ALAMEDA, Calif. (AP) — The Oakland Raiders held Patrick Mahomes and the high-powered Kansas City Chiefs in check for three of four quarters.
It’s what happened in the second quarter that doomed Oakland and exposed the wide gap between the Raiders and the defending AFC West champion Chiefs.
The Raiders allowed Mahomes to throw for 278 yards and four touchdowns in the second quarter alone, leading to Kansas City’s 28-10 victory Sunday in a game where the Chiefs failed to score in the first quarter or the second half for the only time in Mahomes’ 19 regular season starts.
“There were a lot of good things. Unfortunately, there were some big plays that they made,” Raiders coach Jon Gruden said Monday. “A couple of them we had breakdowns, and we can’t have those breakdowns.”
Almost all of them came during a dizzying stretch in the second quarter when Mahomes beat Oakland deep on the four deep TD passes that all went for at least 27 yards — most of it through the air.
Some came on communication breakdowns in the back end like when Demarcus Robinson streaked down field all alone for a 44-yard score on the first play of the second quarter. Others when Mahomes made perfectly placed throws into coverage that his receivers caught.
In all, the Raiders allowed eight pass plays of at least 20 yards, with five of them coming in the second quarter.
Defensive back Lamarcus Joyner attributed most of the big plays to mistakes by Oakland rather than a lack of talent.
“When you saw us in single high and we match one on one with those guys we did well,” he said. “But when we did a few different zone things when they kind of schemed us up and made us communicate, they got big chunk plays.”
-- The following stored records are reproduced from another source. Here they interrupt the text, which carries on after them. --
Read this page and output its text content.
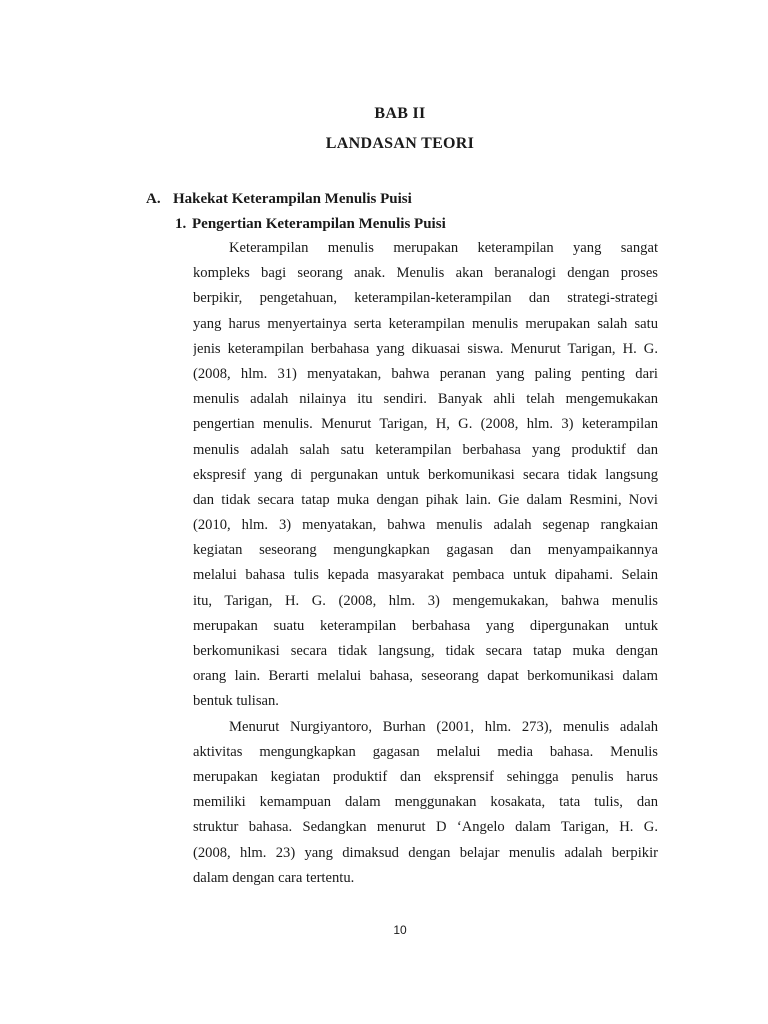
BAB II
LANDASAN TEORI
A. Hakekat Keterampilan Menulis Puisi
1. Pengertian Keterampilan Menulis Puisi
Keterampilan menulis merupakan keterampilan yang sangat
kompleks bagi seorang anak. Menulis akan beranalogi dengan proses
berpikir, pengetahuan, keterampilan-keterampilan dan strategi-strategi
yang harus menyertainya serta keterampilan menulis merupakan salah satu
jenis keterampilan berbahasa yang dikuasai siswa. Menurut Tarigan, H. G.
(2008, hlm. 31) menyatakan, bahwa peranan yang paling penting dari
menulis adalah nilainya itu sendiri. Banyak ahli telah mengemukakan
pengertian menulis. Menurut Tarigan, H, G. (2008, hlm. 3) keterampilan
menulis adalah salah satu keterampilan berbahasa yang produktif dan
ekspresif yang di pergunakan untuk berkomunikasi secara tidak langsung
dan tidak secara tatap muka dengan pihak lain. Gie dalam Resmini, Novi
(2010, hlm. 3) menyatakan, bahwa menulis adalah segenap rangkaian
kegiatan seseorang mengungkapkan gagasan dan menyampaikannya
melalui bahasa tulis kepada masyarakat pembaca untuk dipahami. Selain
itu, Tarigan, H. G. (2008, hlm. 3) mengemukakan, bahwa menulis
merupakan suatu keterampilan berbahasa yang dipergunakan untuk
berkomunikasi secara tidak langsung, tidak secara tatap muka dengan
orang lain. Berarti melalui bahasa, seseorang dapat berkomunikasi dalam
bentuk tulisan.
Menurut Nurgiyantoro, Burhan (2001, hlm. 273), menulis adalah
aktivitas mengungkapkan gagasan melalui media bahasa. Menulis
merupakan kegiatan produktif dan eksprensif sehingga penulis harus
memiliki kemampuan dalam menggunakan kosakata, tata tulis, dan
struktur bahasa. Sedangkan menurut D ‘Angelo dalam Tarigan, H. G.
(2008, hlm. 23) yang dimaksud dengan belajar menulis adalah berpikir
dalam dengan cara tertentu.
10
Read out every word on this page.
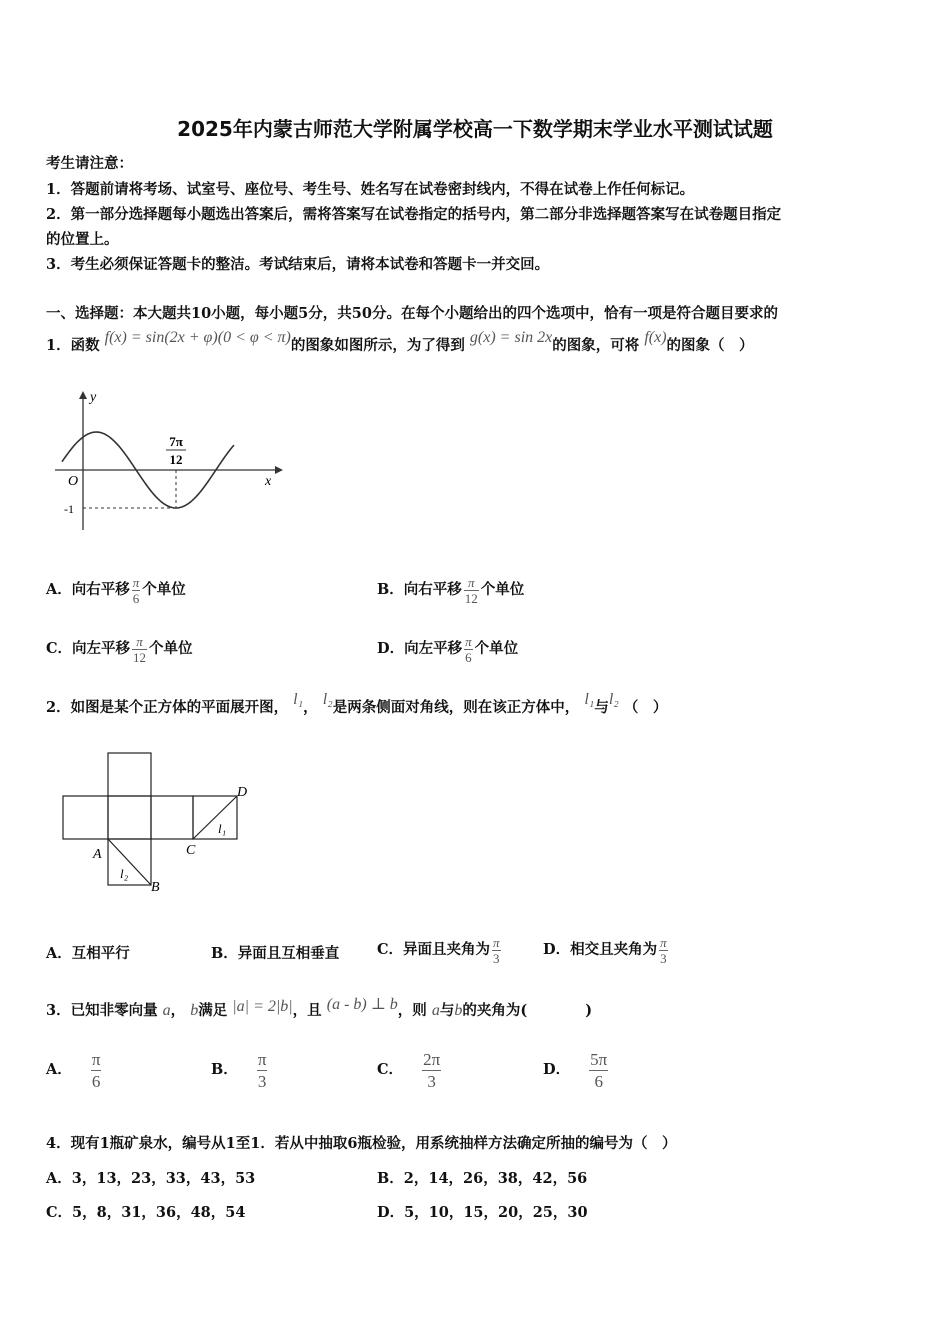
2025年内蒙古师范大学附属学校高一下数学期末学业水平测试试题
考生请注意：
1．答题前请将考场、试室号、座位号、考生号、姓名写在试卷密封线内，不得在试卷上作任何标记。
2．第一部分选择题每小题选出答案后，需将答案写在试卷指定的括号内，第二部分非选择题答案写在试卷题目指定
的位置上。
3．考生必须保证答题卡的整洁。考试结束后，请将本试卷和答题卡一并交回。
一、选择题：本大题共10小题，每小题5分，共50分。在每个小题给出的四个选项中，恰有一项是符合题目要求的
1．函数 f(x) = sin(2x + φ)(0 < φ < π)的图象如图所示，为了得到 g(x) = sin 2x的图象，可将 f(x)的图象（　）
y
x
O
-1
7π
12
A．向右平移 $\frac{\pi}{6}$ 个单位	B．向右平移 $\frac{\pi}{12}$ 个单位
C．向左平移 $\frac{\pi}{12}$ 个单位	D．向左平移 $\frac{\pi}{6}$ 个单位
2．如图是某个正方体的平面展开图， l₁， l₂是两条侧面对角线，则在该正方体中， l₁与l₂ （　）
A
B
C
D
l₁
l₂
A．互相平行	B．异面且互相垂直	C．异面且夹角为 $\frac{\pi}{3}$	D．相交且夹角为 $\frac{\pi}{3}$
3．已知非零向量 a， b满足 |a| = 2|b|，且 (a - b) ⊥ b，则 a与b的夹角为(　　　　)
A． $\frac{\pi}{6}$	B． $\frac{\pi}{3}$	C． $\frac{2\pi}{3}$	D． $\frac{5\pi}{6}$
4．现有1瓶矿泉水，编号从1至1．若从中抽取6瓶检验，用系统抽样方法确定所抽的编号为（　）
A．3，13，23，33，43，53	B．2，14，26，38，42，56
C．5，8，31，36，48，54	D．5，10，15，20，25，30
The Raiders got off to another fast start. They took the opening kickoff and drove to a field goal a week after starting the game with a TD. They added a touchdown on the second drive to take a 10-0 lead. The defense also forced punts on Kansas City’s opening two drives as the Raiders got the first two scores of the game for the second straight week.
WHAT NEEDS HELP
Receiver Tyrell Williams and tight end Darren Waller provided more production in the passing game for a second straight week. But the Raiders aren’t getting nearly enough out of the rest of the receivers. Ryan Grant was targeted five times, caught one pass for minus-2 yards, committed three penalties and had one pass thrown his way intercepted. Rookie Hunter Renfrow caught four passes but gained only 30 yards on those plays and undrafted rookie Keelan Doss only played a handful of plays. Derek Carr is averaging just 2.6 yards per attempt when throwing to receivers other than Williams.
First-round running back Josh Jacobs is off to a fast start this season. He had 12 carries for 99 yards, tied for the seventh most in a game for a Raiders rookie. That comes after he became the first player since LaDainian Tomlinson in 2001 to gain at least 100 yards from scrimmage and score two rushing touchdowns in his debut. His 184 yards rushing are the second most ever for a Raiders rookie in the first two weeks of the season. He showed elusiveness and power, especially on a 51-yard run that he extended for about 10 extra yards by initiating contact instead of going out of bounds.
Carr followed up one of his best games under Gruden with a rather forgettable one. He went 23 for 39 for 198 yards, one TD and two interceptions and struggled after the opening two drives. He threw an interception in the end zone on a miscommunication with Williams that thwarted any comeback attempt. In all, he had his 21st career game with at least 30 attempts and less than 200 yards, by far the most in the league since his rookie year in 2014.
The Raiders have several injured players getting checked out, including Jacobs (groin), Williams (hip pointer), RT Trent Brown (sore knee), and returner Dwayne Harris (ankle). There were no updates on their status. … Gruden said RG Gabe Jackson is making good progress recovering from a knee injury but won’t be ready to play this week. … LG Richie Incognito returned to the team after a two-game suspension for violating the league’s personal conduct policy.
90. The game changed when the Chiefs scored TDs on back-to-back drives of at least 90 yards in the second quarter to take a 21-10 lead. The Raiders had allowed multiple TD drives of at least 90 yards in a game just twice in the previous 20 years, doing it in last year’s season finale against Kansas City and against Miami in the final game before coach Dennis Allen was fired in 2014.
The Raiders now embark on a long road trip that won’t have them returning to Oakland for a game until November. They visit Minnesota this week followed by a trip to Indianapolis. They go straight from there to London for a “home” game against Chicago before going to Green Bay and Houston following an off week.